A judicialização do Exame Nacional de Avaliação da Formação Médica (Enamed) não é um gesto trivial. Ao ingressar com Ação Civil Pública contra o Ministério da Educação (MEC) e o Instituto Nacional de Estudos e Pesquisas Educacionais Anísio Teixeira (Inep), a Associação Brasileira de Mantenedoras de Ensino Superior (ABMES) tomou uma decisão inédita em sua trajetória institucional.
Não se trata de contestar a avaliação da formação médica, tampouco de se opor ao aprimoramento de políticas públicas. Trata-se de algo mais elementar: a defesa da legalidade, da previsibilidade e da segurança jurídica em um sistema regulatório que afeta milhares de estudantes e centenas de instituições em todo o país.
A própria petição inicial deixa isso claro ao afirmar que a entidade é favorável ao exame e reconhece sua relevância para a consolidação de parâmetros de qualidade no ensino médico. O que se questiona é a forma como a edição inaugural foi conduzida e, sobretudo, a utilização imediata e punitiva de seus resultados com base em critérios definidos ou alterados após a aplicação da prova.
Os fatos que embasam a ação revelam um cenário preocupante. A nota de corte que definiu o nível “proficiente”, fixada em 60 pontos, foi formalizada apenas em 30 de dezembro de 2025, mais de dois meses após a realização do exame e depois do prazo concedido às instituições para manifestação sobre os insumos utilizados no cálculo. Em outras palavras, parâmetros essenciais da avaliação foram consolidados quando os resultados já eram conhecidos pela administração pública, o que suscita dúvidas legítimas sobre transparência e estabilidade metodológica.
Não bastasse isso, houve o reconhecimento oficial de inconsistências na base de dados utilizada para a divulgação dos resultados. O próprio Inep admitiu divergências entre os dados previamente disponibilizados às instituições e aqueles efetivamente considerados no resultado final. A consequência prática foi expressiva: o percentual de concluintes considerados proficientes caiu de aproximadamente 85% para cerca de 70%, alterando substancialmente o enquadramento de cursos e desencadeando medidas de supervisão.

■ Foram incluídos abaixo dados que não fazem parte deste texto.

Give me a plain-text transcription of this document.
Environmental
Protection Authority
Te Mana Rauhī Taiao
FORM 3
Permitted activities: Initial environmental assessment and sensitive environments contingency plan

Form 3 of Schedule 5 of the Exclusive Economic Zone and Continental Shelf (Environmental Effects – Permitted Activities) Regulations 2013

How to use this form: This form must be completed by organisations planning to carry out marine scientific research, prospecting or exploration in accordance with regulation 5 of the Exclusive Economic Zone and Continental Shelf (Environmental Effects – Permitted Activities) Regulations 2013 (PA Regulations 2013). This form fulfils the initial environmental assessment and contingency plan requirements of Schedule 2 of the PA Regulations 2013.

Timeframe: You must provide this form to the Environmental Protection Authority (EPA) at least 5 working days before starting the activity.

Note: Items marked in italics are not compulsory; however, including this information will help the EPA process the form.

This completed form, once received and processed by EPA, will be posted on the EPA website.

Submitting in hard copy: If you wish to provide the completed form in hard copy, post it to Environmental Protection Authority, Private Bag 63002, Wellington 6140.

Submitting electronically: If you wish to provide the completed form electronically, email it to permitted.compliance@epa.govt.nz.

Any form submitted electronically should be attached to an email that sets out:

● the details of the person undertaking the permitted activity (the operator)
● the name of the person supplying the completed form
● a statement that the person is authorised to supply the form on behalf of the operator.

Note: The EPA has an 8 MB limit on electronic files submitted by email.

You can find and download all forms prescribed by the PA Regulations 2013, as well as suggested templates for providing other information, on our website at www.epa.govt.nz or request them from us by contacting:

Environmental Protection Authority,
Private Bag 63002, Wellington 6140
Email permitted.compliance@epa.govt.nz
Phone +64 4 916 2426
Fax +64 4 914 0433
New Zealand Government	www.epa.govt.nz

E aqui reside um dos pontos centrais da controvérsia. Embora o Enamed tenha sido concebido, em sua origem normativa, como instrumento de aferição e aperfeiçoamento da formação médica, seus resultados passaram a subsidiar medidas cautelares e restrições regulatórias, incluindo impedimento de ampliação de vagas, suspensão de programas como Fies e Prouni e até redução de oferta. A avaliação, que deveria cumprir função pedagógica e indutora de qualidade, passou a operar com lógica sancionatória imediata.
O debate, portanto, não é corporativo. É sistêmico. O Sistema Nacional de Avaliação da Educação Superior (Sinaes) foi concebido com caráter formativo, baseado na combinação de indicadores e na evolução contínua da qualidade. Quando se altera a metodologia no curso do processo, quando se redefine retrospectivamente a régua de desempenho e quando se vinculam automaticamente conceitos a sanções, o que está em jogo não é apenas o resultado de um exame, mas a própria credibilidade do modelo regulatório.
Nesse contexto, a ABMES e a Associação Brasileira das Faculdades (ABRAFI), legitimadas pela Lei da Ação Civil Pública para a defesa de interesses coletivos, optaram por um instrumento jurídico que permite tratamento uniforme da controvérsia e evita decisões fragmentadas. Assim, a judicialização não representa uma ruptura com o diálogo institucional, mas a tentativa de restabelecer parâmetros objetivos para que a política pública se sustente em bases sólidas.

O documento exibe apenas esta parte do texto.